L’approvazione in Senato della mozione per l’istituzione di una commissione parlamentare “per il contrasto dei fenomeni di intolleranza e razzismo, antisemitismo e istigazione all’odio e alla violenza” (ribattezzata per brevità “anti-odio”) rappresenta l’ennesimo episodio di un conflitto durissimo che sta ridefinendo la dialettica politica in Occidente.
Quell’iniziativa ci ricorda innanzitutto che nelle democrazie liberali occidentali uno dei soggetti politici preminenti è il “partito del politicamente corretto”: un blocco multiforme di classi dirigenti progressiste (in caduta libera di consensi quasi ovunque), connesse ad istituzioni internazionali e mainstream media, la cui unica identità consiste attualmente nella retorica del “dirittismo” antidiscriminatorio riservato a gruppi “protetti” – in particolare immigrati, stili di vita, soggettività di “genere”. Alle prese con una crisi strutturale dell’ordine sociale dovuta agli stravolgimenti portati dalla globalizzazione, queste classi dirigenti sono sottoposte ad un attacco generalizzato da parte delle opinioni pubbliche, cavalcato dalle forze politiche di destra ridefinite come “sovraniste”. La sola arma residua in loro mano per conservare il potere consiste nel trasformare il dibattito politico in uno scontro di mentalità e civiltà: delegittimando radicalmente i loro avversari come pericolosi barbari, e cercando di limitare il dissenso attraverso una censura il più possibile estesa delle opinioni contrarie in quanto “offensive”, violente e discriminatorie: soprattutto sui social media, principale veicolo di campagna dei movimenti anti-establishment.

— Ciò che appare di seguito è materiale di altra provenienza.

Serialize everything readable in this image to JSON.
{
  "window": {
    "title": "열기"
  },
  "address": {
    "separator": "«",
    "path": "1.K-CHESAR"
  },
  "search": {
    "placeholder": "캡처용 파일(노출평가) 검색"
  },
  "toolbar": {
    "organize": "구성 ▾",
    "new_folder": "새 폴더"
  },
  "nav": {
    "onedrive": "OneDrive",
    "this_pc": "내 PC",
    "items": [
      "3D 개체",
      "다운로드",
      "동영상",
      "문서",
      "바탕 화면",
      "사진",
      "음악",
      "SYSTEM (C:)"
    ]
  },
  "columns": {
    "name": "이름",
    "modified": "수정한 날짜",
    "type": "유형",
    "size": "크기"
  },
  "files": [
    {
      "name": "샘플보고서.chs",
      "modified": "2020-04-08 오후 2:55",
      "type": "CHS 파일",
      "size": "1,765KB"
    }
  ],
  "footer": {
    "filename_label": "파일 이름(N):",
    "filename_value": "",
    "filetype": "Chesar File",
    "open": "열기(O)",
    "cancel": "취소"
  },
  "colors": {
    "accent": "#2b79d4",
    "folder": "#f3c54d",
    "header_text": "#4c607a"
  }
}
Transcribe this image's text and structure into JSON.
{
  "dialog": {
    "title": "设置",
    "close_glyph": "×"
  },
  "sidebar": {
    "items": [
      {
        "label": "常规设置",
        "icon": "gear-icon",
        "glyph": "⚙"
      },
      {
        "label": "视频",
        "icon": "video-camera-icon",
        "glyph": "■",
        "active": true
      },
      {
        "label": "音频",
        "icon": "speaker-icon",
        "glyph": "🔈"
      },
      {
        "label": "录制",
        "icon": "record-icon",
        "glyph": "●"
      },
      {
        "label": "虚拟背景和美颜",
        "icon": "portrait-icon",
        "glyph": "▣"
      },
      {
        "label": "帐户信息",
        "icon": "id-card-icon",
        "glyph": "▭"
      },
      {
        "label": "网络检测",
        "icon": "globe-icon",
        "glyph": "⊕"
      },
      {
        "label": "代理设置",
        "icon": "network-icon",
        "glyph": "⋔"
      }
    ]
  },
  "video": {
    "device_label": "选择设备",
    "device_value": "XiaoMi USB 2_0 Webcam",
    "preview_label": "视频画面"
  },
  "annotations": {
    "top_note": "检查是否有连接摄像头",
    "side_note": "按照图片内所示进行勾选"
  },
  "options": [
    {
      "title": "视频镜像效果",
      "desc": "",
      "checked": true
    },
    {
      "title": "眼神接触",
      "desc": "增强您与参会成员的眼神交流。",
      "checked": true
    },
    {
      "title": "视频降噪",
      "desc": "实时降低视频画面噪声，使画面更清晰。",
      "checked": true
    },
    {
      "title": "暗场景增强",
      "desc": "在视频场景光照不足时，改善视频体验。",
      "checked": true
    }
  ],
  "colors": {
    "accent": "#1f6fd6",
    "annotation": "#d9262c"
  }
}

Da qui la crescente insistenza sulla minaccia dello hate speech, il tentativo di equiparare attraverso nuove leggi gli insulti ad atti di violenza, l’incoraggiamento ai social a bloccare pagine e profili di soggetti politici non conformisti, l’elaborazione di concetti come l'”omofobia” (e la “transfobia”) o l'”islamofobia” per demonizzare come aggressione qualsiasi critica all’agenda Lgbt e all’immigrazione irregolare.
Attraverso il controllo del linguaggio e la “guerra delle parole”, insomma, il nucleo del potere progressista sotto assedio cerca di scavare una trincea per alleggerire l’assedio al quale è sottoposto. La commissione parlamentare proposta usando il nome della senatrice a vita Liliana Segre rientra pienamente in questa casistica. E, non casualmente, la campagna per la sua istituzione viene lanciata subito dopo una rovinosa sconfitta elettorale della coalizione governativa di sinistra, e in un momento in cui appare sempre più evidente quanto essa sia minoritaria nel consenso del paese. Sotto la labile copertura della lotta all’antisemitismo, essa rappresenta evidentemente una manovra diversiva per mettere bastoni tra le ruote delle opposizioni, allargando smisuratamente, in base a criteri politici arbitrari, il campo delle opinioni vietate e perseguibili.
Il tutto, tra l’altro, ignorando il fatto che l’autentica emergenza del razzismo antisemita in Europa (in Italia per fortuna ancora trascurabile, ma solo per ragioni demografiche) viene dal numero crescente di aggressioni agli ebrei europei da parte di fanatici islamisti: cresciuti a dismisura proprio in seguito all’indiscriminato incoraggiamento multiculturalista all’immigrazione, ed appartenenti in quanto immigrati e musulmani proprio ad una categoria “protetta” dalla retorica “diversitaria” progressista.